Plenty of artists take the notion of fighting the patriarchy as a lyrical theme, but few have zeroed in on gender in the way that ANOHNI has of late. On last year’s Hopelessness, she cast the relationship between the individual and the state as that of an abusive father/child dynamic. On her new EP, the titular paradise she envisages is one where masculine authority, the unequivocal source of ecocide and injustice, has been overthrown and destroyed.
On the vaporous “In My Dreams,” the realization that an unnamed figure neither loves nor wants the best for her dawns on ANOHNI while she sleeps. The song fades from earshot, but the seeds have been planted. “My father’s hand rests on my throat,” she croons on the title track, while “Enemy” picks up where Hopelessness‘s “Violent Men” left off, lamenting the condition of birthing one’s own subjugator. In other words, if the ideological force and authority invested in fatherhood is the generator of oppression then, as the popular left-wing Twitter meme of five years ago might have it, “no dads” is a political necessity.

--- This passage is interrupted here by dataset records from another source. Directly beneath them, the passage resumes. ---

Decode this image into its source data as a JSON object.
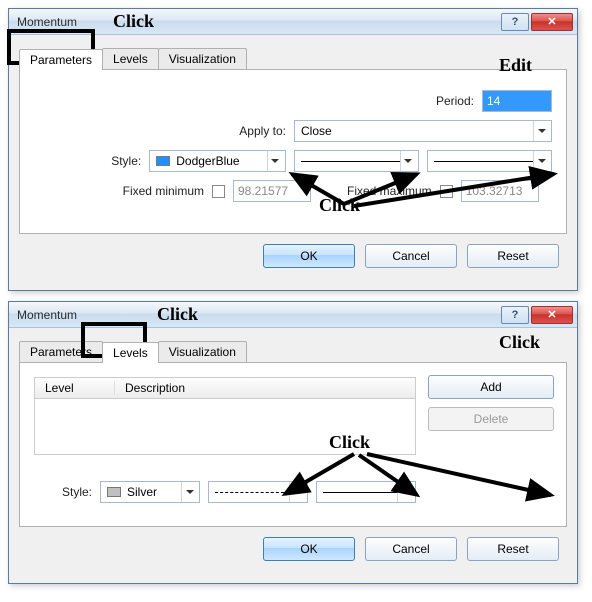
{
  "dialog1": {
    "title": "Momentum",
    "tabs": {
      "parameters": "Parameters",
      "levels": "Levels",
      "visualization": "Visualization"
    },
    "period_label": "Period:",
    "period_value": "14",
    "applyto_label": "Apply to:",
    "applyto_value": "Close",
    "style_label": "Style:",
    "style_color": "DodgerBlue",
    "fixedmin_label": "Fixed minimum",
    "fixedmin_value": "98.21577",
    "fixedmax_label": "Fixed maximum",
    "fixedmax_value": "103.32713",
    "buttons": {
      "ok": "OK",
      "cancel": "Cancel",
      "reset": "Reset"
    },
    "annot": {
      "click_tab": "Click",
      "edit": "Edit",
      "click_style": "Click"
    }
  },
  "dialog2": {
    "title": "Momentum",
    "tabs": {
      "parameters": "Parameters",
      "levels": "Levels",
      "visualization": "Visualization"
    },
    "list": {
      "col_level": "Level",
      "col_desc": "Description"
    },
    "add": "Add",
    "delete": "Delete",
    "style_label": "Style:",
    "style_color": "Silver",
    "buttons": {
      "ok": "OK",
      "cancel": "Cancel",
      "reset": "Reset"
    },
    "annot": {
      "click_tab": "Click",
      "click_add": "Click",
      "click_style": "Click"
    }
  }
}
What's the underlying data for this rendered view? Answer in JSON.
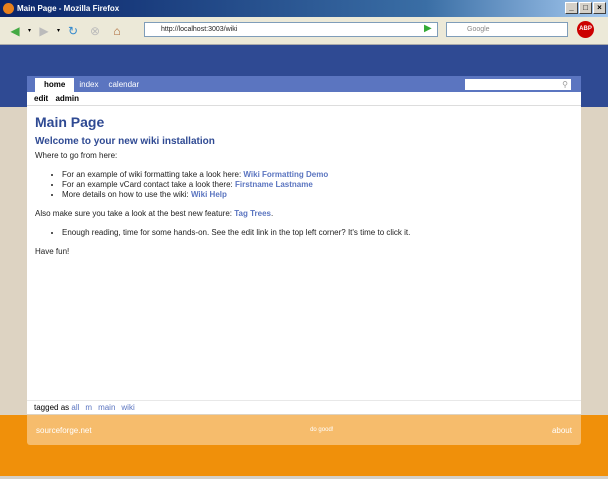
{
  "window": {
    "title": "Main Page - Mozilla Firefox"
  },
  "browser": {
    "url": "http://localhost:3003/wiki",
    "search_placeholder": "Google"
  },
  "tabs": [
    {
      "label": "home"
    },
    {
      "label": "index"
    },
    {
      "label": "calendar"
    }
  ],
  "subnav": [
    {
      "label": "edit"
    },
    {
      "label": "admin"
    }
  ],
  "content": {
    "title": "Main Page",
    "subtitle": "Welcome to your new wiki installation",
    "intro": "Where to go from here:",
    "items": [
      {
        "text": "For an example of wiki formatting take a look here: ",
        "link": "Wiki Formatting Demo"
      },
      {
        "text": "For an example vCard contact take a look there: ",
        "link": "Firstname Lastname"
      },
      {
        "text": "More details on how to use the wiki: ",
        "link": "Wiki Help"
      }
    ],
    "feature_text": "Also make sure you take a look at the best new feature: ",
    "feature_link": "Tag Trees",
    "feature_end": ".",
    "item2": "Enough reading, time for some hands-on. See the edit link in the top left corner? It's time to click it.",
    "outro": "Have fun!"
  },
  "tagged": {
    "label": "tagged as",
    "tags": [
      "all",
      "m",
      "main",
      "wiki"
    ]
  },
  "footer": {
    "left": "sourceforge.net",
    "center": "do good!",
    "right": "about"
  }
}
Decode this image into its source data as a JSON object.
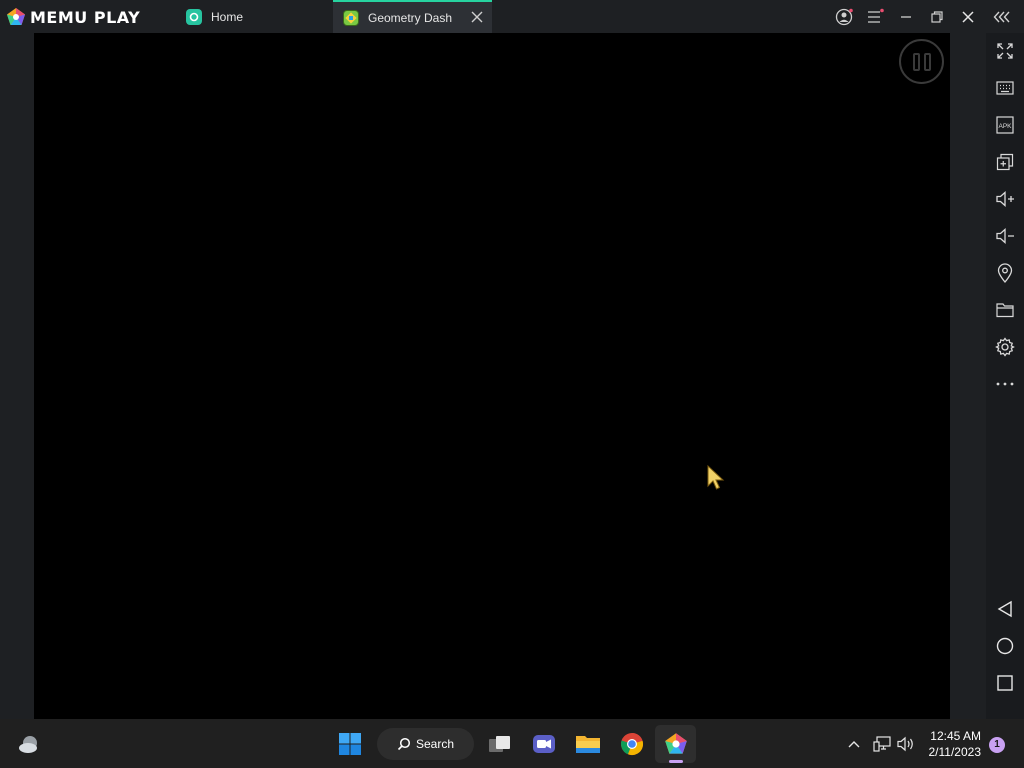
{
  "app": {
    "brand": "MEMU PLAY"
  },
  "tabs": [
    {
      "label": "Home",
      "icon": "memu-home-icon"
    },
    {
      "label": "Geometry Dash",
      "icon": "geometry-dash-icon",
      "active": true
    }
  ],
  "window_controls": [
    "account-icon",
    "menu-icon",
    "minimize-icon",
    "restore-icon",
    "close-icon",
    "collapse-sidebar-icon"
  ],
  "sidebar": [
    "fullscreen-icon",
    "keyboard-icon",
    "apk-icon",
    "multi-instance-icon",
    "volume-up-icon",
    "volume-down-icon",
    "location-icon",
    "folder-icon",
    "settings-icon",
    "more-icon",
    "back-icon",
    "home-icon",
    "recents-icon"
  ],
  "sidebar_labels": {
    "apk": "APK"
  },
  "taskbar": {
    "search_label": "Search",
    "time": "12:45 AM",
    "date": "2/11/2023",
    "notification_count": "1"
  },
  "colors": {
    "accent": "#27d3a0",
    "viewport": "#000000",
    "taskbar": "#202020"
  }
}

Paradise’s six songs were recorded in the same sessions as Hopelessness; it’s a companion piece, rather than a sequel. But there’s an optimism here that was lacking on its unremittingly bleak predecessor. “Paradise” is frenetic and turbulent—Hudson Mohawke’s maximalist production, such a superb fit for the drama of ANOHNIi’s voice, zigs and zags like lasers here. But it also explicitly seeks to bury despair, and ANOHNI’s performance reflects it: her “ooh-ooh-ooh!” as she gears up for the song’s final climax is one of the most spontaneous, joyful ad libs of her career. Elsewhere, she derives power from naming the opposition: “You’re a mean old man,” she sneers on the distorted, vengeful “Jesus Will Kill You.” Even “Enemy” blossoms from mourning into tense but glorious chorales.
The political agenda ANOHNI began on Hopelessness took explicit aim at the neoliberal, drone-bombing Obama administration, but her themes feel more relevant than ever now. The urgency of her resistance is encapsulated in “Ricochet,” ostensibly a weary, pleading cry against possible reincarnation. But beneath the fist she shakes at God is an acceptance of the here and now, the need to be fully present in order to fight. Utopia doesn’t come easily for ANOHNI on Paradise, but simply imagining the possibility is the first step towards it.